Nun. So einiges, wie der Fall von Nena Jean beweist. Von einem Tag auf den anderen ist sie ihren Körper los. Einfach so ist es jemandem gelungen, das Gerät, welches den Körpertausch einleitet, zu stehlen und sich in Nenas Wohnung zu schleichen. Natürlich kann man sich jetzt die Frage stellen, warum man den Dieb nicht tracken kann, immerhin hat jeder Mensch einen Chip eingepflanzt bekommen, der das möglich macht. Daran hat der Dieb natürlich gedacht. Da hilft es auch nicht, dass man eventuell darüber hätte nachdenken sollen, dass EIN Gerät eventuell zu wenig ist, dafür dass Body Sharing ein Geschäft ist. Während Nena ihrem Körper zunächst nachtrauert, sich anschließend auf die Suche nach Hinweisen begibt, verfolgen wir eine Trainerin (Ein Mensch, der mit Kunden Körper tauscht) welche spätestens nach dem Diebstahl des Gerätes ein mieses Gefühl hat, auf ihrem Weg durch die Geschichte. Wie konnte es überhaupt so weit kommen?

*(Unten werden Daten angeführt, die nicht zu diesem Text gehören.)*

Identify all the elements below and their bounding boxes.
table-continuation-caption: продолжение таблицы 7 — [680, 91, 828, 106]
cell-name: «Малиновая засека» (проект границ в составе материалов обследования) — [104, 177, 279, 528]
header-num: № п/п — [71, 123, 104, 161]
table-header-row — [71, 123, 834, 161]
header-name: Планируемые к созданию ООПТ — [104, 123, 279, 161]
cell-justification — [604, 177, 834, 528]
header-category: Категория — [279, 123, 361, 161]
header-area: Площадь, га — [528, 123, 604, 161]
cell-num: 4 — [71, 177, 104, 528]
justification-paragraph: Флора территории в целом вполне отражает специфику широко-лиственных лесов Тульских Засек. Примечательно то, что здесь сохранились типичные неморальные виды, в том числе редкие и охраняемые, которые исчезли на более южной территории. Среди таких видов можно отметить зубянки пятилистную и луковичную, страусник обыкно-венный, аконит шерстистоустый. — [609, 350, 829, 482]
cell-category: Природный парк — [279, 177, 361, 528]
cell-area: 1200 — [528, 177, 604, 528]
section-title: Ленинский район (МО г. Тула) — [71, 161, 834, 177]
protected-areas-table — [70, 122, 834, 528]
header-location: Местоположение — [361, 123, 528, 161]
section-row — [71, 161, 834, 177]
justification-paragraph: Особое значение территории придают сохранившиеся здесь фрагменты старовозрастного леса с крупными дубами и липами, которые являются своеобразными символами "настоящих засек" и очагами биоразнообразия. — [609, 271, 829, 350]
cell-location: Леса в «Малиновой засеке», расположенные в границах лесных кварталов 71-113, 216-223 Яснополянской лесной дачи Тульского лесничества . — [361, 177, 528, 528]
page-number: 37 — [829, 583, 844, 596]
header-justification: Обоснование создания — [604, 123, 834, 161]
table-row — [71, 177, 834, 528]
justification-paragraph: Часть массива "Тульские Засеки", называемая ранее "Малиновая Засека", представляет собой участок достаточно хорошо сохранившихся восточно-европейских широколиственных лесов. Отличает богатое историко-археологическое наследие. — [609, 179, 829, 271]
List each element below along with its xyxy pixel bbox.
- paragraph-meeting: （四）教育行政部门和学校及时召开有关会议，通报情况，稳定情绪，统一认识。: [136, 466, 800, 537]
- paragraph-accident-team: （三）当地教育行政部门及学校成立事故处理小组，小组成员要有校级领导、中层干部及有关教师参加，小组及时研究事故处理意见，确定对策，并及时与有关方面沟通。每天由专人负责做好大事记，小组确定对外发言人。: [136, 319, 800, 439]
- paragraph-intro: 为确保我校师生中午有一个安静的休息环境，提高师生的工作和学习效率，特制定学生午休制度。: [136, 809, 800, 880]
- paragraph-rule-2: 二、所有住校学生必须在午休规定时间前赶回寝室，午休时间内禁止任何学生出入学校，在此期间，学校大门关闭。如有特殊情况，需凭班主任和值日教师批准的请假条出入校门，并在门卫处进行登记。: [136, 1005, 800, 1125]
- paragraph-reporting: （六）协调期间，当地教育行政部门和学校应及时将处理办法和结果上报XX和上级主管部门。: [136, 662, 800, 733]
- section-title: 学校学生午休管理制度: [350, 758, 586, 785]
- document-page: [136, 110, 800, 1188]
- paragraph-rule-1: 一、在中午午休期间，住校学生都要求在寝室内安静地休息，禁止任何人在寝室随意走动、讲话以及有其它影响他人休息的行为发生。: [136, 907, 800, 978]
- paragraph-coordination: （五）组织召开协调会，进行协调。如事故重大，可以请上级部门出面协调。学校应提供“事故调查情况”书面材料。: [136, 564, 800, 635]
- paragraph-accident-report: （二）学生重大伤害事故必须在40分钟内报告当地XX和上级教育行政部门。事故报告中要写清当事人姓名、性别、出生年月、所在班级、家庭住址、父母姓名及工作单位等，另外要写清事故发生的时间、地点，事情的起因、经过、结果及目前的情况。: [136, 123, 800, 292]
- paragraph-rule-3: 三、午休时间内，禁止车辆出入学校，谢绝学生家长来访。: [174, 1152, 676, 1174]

Nach einer kurzen Einleitung geht es auch schon spannend los. Die Autorin verschwendet nicht viel Zeit und wirft uns in die fast schon dystopische Welt, in der dicke Menschen das Nachsehen haben. Gerade Nenas Passagen haben mir ausgezeichnet gefallen. Ihre Machtlosigkeit, ihr Gerechtigkeitssinn und Beharrlichkeit gefielen mir. Auch die Trainerin hat ähnliche Charakterzüge spendiert bekommen, nur hat diese aufgrund ihrer Position eine etwas andere Sichtweise, was für Abwechslung gesorgt hat. Apropos Abwechslung. Davon gibt es genug. Vor allem haben wir auch Einblick in die Gedankenwelt des Diebes bekommen. Eines stand recht schnell fest, rein für Macht und Geld wurde diese Aktion nicht ausgeführt. Was mal etwas anderes ist! Bis zum Ende wurden nur kleine Hinweise gestreut, aber nicht ganz offenbart, wer dahintersteckt. Sehr gut, so knallte das Ende umso mehr rein.

Dieses wurde zum Glück nicht zu dramatisch gestaltet. Konsequenzen gab es natürlich für alle Beteiligten. Ein Happy End gibt es nicht. Wie auch, wenn Menschen mehr und mehr begreifen, was hinter den Kulissen eigentlich abgeht. Glücklicherweise wurde es nie zu politisch. Stellenweise gab es auch schockierende Momente, welche das Problem des Systems noch etwas mehr betonten.

Und sonst so? Die Charaktere wurden insgesamt gut ausgearbeitet und zeigten mehrere Facetten, was sie lebendiger und interessanter machte. Die Körpertausch-Thematik bleibt im Fokus der Geschichte und verlor sich zum Glück nicht im Sand, weil irgendetwas dazwischenkam. Insgesamt ein super interessanter Science-Fiction-Roman mit sehr viel Tiefe und Abwechslung. Definitiv einen Blick wert.